Trovarsi in un convegno a dialogare sull’etica vuol dire cercare queste grandi linee per non smarrirsi e per tracciare un percorso dove ognuno possa essere accolto nel cammino con le sue esigenze e le sue ferite.
Il dialogo esige una società che sia capace di comunicare, e già qui troviamo il primo intralcio, se la comunicazione è ridotta ad essere investiti di violenze perpetrate in ogni luogo e in ogni condizione vediamo già scendere vorticosamente la nostra e l’altrui possibilità di confrontare le diverse prospettive.
Il dialogo esige fiducia, devo credere che se chi mi sta di fronte ha una posizione diversa dalla mia non lo fa per averne un tornaconto ma semplicemente perché si trova a vivere in una situazione che è altra rispetto alla mia.
Due le linee che voglio evidenziare: la prima è fatta di apertura e rispetto, capacità di accogliere e contenere percorsi di vita non sempre corrispondenti a quella  linearità che ci piace immaginare. Ci voleva Picasso per spezzare le forme e farle rimanere ancora nell’arte.
Se questo esige fatica perché ciò che è diverso scardina le nostre certezze e ci mette in balìa dell’ignoto, è vero anche l’inverso, l’ignoto e la fatica ci permettono di vedere ciò che è spezzato, in una certa visione, all’interno di un percorso di vita che ha ancora tutte le caratteristiche per definirsi tale.
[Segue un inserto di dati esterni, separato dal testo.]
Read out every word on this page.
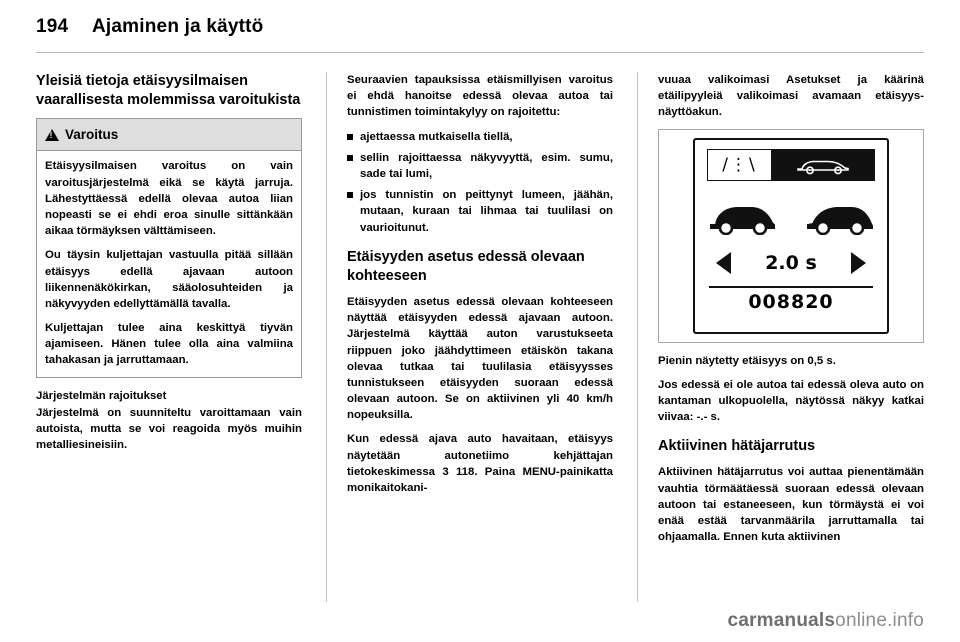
194	Ajaminen ja käyttö
Yleisiä tietoja etäisyysilmaisen vaarallisesta molemmissa varoitukista
!
Varoitus

Etäisyysilmaisen varoitus on vain varoitusjärjestelmä eikä se käytä jarruja. Lähestyttäessä edellä olevaa autoa liian nopeasti se ei ehdi eroa sinulle sittänkään aikaa törmäyksen välttämiseen.

Ou täysin kuljettajan vastuulla pitää sillään etäisyys edellä ajavaan autoon liikennenäkökirkan, sääolosuhteiden ja näkyvyyden edellyttämällä tavalla.

Kuljettajan tulee aina keskittyä tiyvän ajamiseen. Hänen tulee olla aina valmiina tahakasan ja jarruttamaan.

Järjestelmän rajoitukset

Järjestelmä on suunniteltu varoittamaan vain autoista, mutta se voi reagoida myös muihin metalliesineisiin.

Seuraavien tapauksissa etäismillyisen varoitus ei ehdä hanoitse edessä olevaa autoa tai tunnistimen toimintakylyy on rajoitettu:

ajettaessa mutkaisella tiellä,
sellin rajoittaessa näkyvyyttä, esim. sumu, sade tai lumi,
jos tunnistin on peittynyt lumeen, jäähän, mutaan, kuraan tai lihmaa tai tuulilasi on vaurioitunut.
Etäisyyden asetus edessä olevaan kohteeseen

Etäisyyden asetus edessä olevaan kohteeseen näyttää etäisyyden edessä ajavaan autoon. Järjestelmä käyttää auton varustukseeta riippuen joko jäähdyttimeen etäiskön takana olevaa tutkaa tai tuulilasia etäisyysses tunnistukseen etäisyyden suoraan edessä olevaan autoon. Se on aktiivinen yli 40 km/h nopeuksilla.

Kun edessä ajava auto havaitaan, etäisyys näytetään autonetiimo kehjättajan tietokeskimessa 3 118. Paina MENU-painikatta monikaitokani-

vuuaa valikoimasi Asetukset ja käärinä etäilipyyleiä valikoimasi avamaan etäisyysnäyttöakun.

/⋮\
2.0 s
008820

Pienin näytetty etäisyys on 0,5 s.

Jos edessä ei ole autoa tai edessä oleva auto on kantaman ulkopuolella, näytössä näkyy katkai viivaa: -.- s.

Aktiivinen hätäjarrutus

Aktiivinen hätäjarrutus voi auttaa pienentämään vauhtia törmäätäessä suoraan edessä olevaan autoon tai estaneeseen, kun törmäystä ei voi enää estää tarvanmäärila jarruttamalla tai ohjaamalla. Ennen kuta aktiivinen

carmanualsonline.info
Affinché questo accada, affinché si dia qualche modifica nei nostri orizzonti di pensiero è necessario lasciare la propria riva. Siamo un po’ tutti “una barca che anela al mare eppure lo teme” come dice la splendida poesia di Edgar Lee Masters in Antologia di Spoon River; eppure sappiamo bene che è l’unica possibilità per raggiungere l’altra.
Il desiderio da solo a volte non basta, una condizione essenziale per lasciare la propria sponda e uscire da quell’immobilismo che genera violenza sono due braccia tese e una voce che chiama; come per il bimbo piccolo che si muove verso chi gli dice: “vieni” e si dispone ad accogliere l’incertezza dei suoi primi passi.
Primo: non giudicare, in tutta la Scrittura è ripetuto in continuazione che il giudizio appartiene a Dio.
A noi che vogliamo essere suoi seguaci è chiesto discernimento e rigore, questa è la seconda linea: pedofilie più o meno occultate, paradisi fiscali, scarpe di Prada pensiamo possano essere due braccia rassicuranti?
Meglio restare nella propria sponda, aggrapparsi alle proprie certezze, pestare pugni e dare la caccia agli eretici di turno.
La posta in gioco è alta.
Come donne e uomini di fede siamo fortemente interpellati ad essere segno tangibile. A saperci “segnati”, ovvero appartenenti a Cristo. Incisi nella carne da chi ha tolto per noi la morte e ha fatto sgorgare una vita nuova. Siamo  allora chiamati a fuggire le opere di morte, piccole o grandi che siano, a ritrovare il senso di un peccato sociale che è molto più radicale di ciò che appare in superficie.  Ci troviamo a condannare la violenza e continuiamo, come Pilato, a lavarci le mani, ci bendiamo gli occhi e non vogliamo o non possiamo sapere che l’abbiamo prodotta.
Un passo diverso dunque se cammino si vuole diverso, passo che sostiene la fatica e si apre alla gioia della danza.